Discount-driven marketing: "Big Billion Day Sale" and "End of Season Sale" have now become part of purchase cycle of every Indian consumer. Most of the e-commerce companies started with a discount-driven model and have continued and therefore are not making profits. If discounts are reduced, which has been witnessed in the past, growth flattens and negatively affects the company's ability to raise funds. Thus, e-commerce companies are walking a tight rope. These rely on investors' funds for providing discounts and hence are not able to provide sustainable value to the investors. This is making investors reluctant to invest more. The sector is thus facing a shortfall of new investments and the exuberance of 2010-1014 is no more visible.
Lack of product and service differentiation: One of the biggest issues that e-commerce players are facing is product or category differentiation. Say, for a category like apparel, there is hardly any product differentiation among Amazon, Flipkart, Jabong and Myntra. For the mainstream buyer, they offer almost the same brands at similar prices. Also, many boutique and largely private-label players like Ajio and Koovs have also jumped into this battlefield, making competition fiercer. Askme.com is a good example of failure due to inability to differentiate.
Further, in the absence of high product differentiation, marketplaces need to differentiate on enabling technology, including user interface and user experience, and services, including fulfillment management. While, it is understandable that the marketplaces cannot completely manage the post-sales experience, those who are not able to tightly control this have already perished or are on the path to self-destruction.

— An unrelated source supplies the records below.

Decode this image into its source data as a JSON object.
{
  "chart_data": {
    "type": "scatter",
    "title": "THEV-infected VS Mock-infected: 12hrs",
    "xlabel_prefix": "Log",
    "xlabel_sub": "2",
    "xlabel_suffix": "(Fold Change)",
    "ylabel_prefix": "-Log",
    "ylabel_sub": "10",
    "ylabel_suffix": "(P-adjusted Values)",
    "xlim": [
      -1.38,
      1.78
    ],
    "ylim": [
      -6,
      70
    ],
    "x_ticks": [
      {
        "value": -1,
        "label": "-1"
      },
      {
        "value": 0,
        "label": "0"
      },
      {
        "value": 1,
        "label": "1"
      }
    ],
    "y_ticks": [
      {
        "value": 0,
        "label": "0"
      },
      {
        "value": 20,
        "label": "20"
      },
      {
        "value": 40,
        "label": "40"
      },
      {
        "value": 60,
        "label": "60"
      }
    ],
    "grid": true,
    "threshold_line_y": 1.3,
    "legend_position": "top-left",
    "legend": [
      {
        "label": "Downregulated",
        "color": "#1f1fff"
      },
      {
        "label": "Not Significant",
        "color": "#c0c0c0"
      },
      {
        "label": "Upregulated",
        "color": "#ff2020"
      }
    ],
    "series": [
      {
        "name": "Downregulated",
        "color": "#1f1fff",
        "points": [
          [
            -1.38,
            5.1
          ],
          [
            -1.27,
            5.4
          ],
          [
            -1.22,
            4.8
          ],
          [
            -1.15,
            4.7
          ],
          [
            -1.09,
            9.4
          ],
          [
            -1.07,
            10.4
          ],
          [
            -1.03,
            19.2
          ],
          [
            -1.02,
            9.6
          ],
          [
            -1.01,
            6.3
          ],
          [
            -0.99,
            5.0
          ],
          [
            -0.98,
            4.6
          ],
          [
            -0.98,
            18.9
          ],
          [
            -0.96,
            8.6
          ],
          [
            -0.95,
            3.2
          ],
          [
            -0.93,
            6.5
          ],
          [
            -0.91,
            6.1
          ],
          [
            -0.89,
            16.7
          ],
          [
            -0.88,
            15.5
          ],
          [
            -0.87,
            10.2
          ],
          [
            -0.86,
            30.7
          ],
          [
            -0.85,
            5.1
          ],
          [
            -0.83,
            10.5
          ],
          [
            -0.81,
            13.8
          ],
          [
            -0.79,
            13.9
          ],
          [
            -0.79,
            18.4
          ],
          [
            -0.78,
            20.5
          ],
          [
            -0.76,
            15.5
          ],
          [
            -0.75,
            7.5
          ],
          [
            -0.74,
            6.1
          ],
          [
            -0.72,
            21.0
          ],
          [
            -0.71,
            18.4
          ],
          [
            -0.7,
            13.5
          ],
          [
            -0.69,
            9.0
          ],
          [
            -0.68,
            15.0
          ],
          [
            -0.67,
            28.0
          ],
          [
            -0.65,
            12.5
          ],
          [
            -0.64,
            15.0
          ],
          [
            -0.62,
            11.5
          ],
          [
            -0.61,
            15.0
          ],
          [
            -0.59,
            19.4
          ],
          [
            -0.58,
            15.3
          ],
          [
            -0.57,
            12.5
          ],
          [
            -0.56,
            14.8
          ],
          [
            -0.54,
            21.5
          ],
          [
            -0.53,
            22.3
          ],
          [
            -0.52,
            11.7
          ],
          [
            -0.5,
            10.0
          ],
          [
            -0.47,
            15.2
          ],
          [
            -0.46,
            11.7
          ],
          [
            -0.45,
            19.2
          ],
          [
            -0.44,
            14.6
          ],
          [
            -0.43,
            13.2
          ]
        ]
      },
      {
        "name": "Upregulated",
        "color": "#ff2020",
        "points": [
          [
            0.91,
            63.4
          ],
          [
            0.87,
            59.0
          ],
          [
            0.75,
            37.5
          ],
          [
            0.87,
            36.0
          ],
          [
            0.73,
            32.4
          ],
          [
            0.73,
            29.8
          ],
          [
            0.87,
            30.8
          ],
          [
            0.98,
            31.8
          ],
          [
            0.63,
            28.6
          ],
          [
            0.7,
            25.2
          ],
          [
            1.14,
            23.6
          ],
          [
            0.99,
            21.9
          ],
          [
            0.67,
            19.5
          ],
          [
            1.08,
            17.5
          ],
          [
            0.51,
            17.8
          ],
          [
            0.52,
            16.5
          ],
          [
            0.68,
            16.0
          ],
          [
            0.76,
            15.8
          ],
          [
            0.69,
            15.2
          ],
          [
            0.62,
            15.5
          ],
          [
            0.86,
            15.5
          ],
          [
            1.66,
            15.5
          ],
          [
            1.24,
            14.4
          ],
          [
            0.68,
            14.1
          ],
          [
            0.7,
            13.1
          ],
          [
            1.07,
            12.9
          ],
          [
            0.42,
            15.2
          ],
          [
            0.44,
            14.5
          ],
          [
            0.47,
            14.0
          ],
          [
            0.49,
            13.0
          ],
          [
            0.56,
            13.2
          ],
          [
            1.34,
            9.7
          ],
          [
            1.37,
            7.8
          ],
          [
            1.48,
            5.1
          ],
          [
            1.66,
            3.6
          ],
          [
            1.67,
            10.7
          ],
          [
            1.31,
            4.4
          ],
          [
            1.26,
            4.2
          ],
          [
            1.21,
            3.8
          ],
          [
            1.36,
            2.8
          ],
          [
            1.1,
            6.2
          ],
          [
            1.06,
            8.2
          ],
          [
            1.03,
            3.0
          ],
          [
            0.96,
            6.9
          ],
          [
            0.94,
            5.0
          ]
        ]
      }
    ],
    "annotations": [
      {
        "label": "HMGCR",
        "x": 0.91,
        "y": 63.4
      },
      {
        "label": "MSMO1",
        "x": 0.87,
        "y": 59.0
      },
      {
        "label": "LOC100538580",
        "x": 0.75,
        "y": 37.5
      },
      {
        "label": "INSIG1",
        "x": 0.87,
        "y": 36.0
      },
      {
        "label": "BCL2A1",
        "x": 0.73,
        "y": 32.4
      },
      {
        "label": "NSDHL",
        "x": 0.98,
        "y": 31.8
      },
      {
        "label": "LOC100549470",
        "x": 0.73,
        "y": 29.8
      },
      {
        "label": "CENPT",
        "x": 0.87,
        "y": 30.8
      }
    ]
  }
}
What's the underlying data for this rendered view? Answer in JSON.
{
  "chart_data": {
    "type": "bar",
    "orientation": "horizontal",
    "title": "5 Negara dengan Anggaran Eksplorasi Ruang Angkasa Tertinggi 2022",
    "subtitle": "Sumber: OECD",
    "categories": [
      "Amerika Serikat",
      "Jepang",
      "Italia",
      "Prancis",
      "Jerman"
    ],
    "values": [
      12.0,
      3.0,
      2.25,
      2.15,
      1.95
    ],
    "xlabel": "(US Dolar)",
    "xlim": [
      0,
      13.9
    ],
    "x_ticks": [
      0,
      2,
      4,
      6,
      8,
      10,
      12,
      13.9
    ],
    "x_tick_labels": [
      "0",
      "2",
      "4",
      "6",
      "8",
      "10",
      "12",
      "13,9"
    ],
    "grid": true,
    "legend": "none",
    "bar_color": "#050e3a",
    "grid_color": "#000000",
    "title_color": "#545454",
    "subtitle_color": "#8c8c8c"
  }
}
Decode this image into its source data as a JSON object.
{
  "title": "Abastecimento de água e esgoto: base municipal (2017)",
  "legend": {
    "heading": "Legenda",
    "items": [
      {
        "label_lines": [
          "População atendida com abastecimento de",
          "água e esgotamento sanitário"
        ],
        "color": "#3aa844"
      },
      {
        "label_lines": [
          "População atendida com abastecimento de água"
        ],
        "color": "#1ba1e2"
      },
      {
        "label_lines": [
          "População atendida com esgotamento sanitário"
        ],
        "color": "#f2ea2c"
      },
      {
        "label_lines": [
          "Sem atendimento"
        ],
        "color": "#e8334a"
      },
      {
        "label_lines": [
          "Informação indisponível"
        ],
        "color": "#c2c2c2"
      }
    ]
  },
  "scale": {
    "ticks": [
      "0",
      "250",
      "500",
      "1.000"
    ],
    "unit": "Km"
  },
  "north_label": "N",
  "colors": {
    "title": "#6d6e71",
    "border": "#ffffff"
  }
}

The e-commerce ecosystem is currently witnessing a major fallout and is characterised by multiple consolidations and contractions driven by common investors. Over 71 mergers and acquisitions took place between January and June 2017. Start-up investors have become much more cautious. They are not only supporting select investee companies financially, but also have a say in their day-to-day decisions. Pushing for mergers and exits has become a common phenomenon. Japan-based SoftBank Inc. has, for example, pushed for mergers and acquisitions with most of its big-ticket deals, such as Housing and Snapdeal. Flipkart's acquisition of more than ten companies, including Myntra, Jabong and Phonepay, across the value chain was also driven by similar motives.
This fallout is expected to last for some time and only those players who have their fundamentals right will sustain investor interest and are expected to survive. It will finally be a play of "value" for the customers and "valuations" for the investors that will drive growth.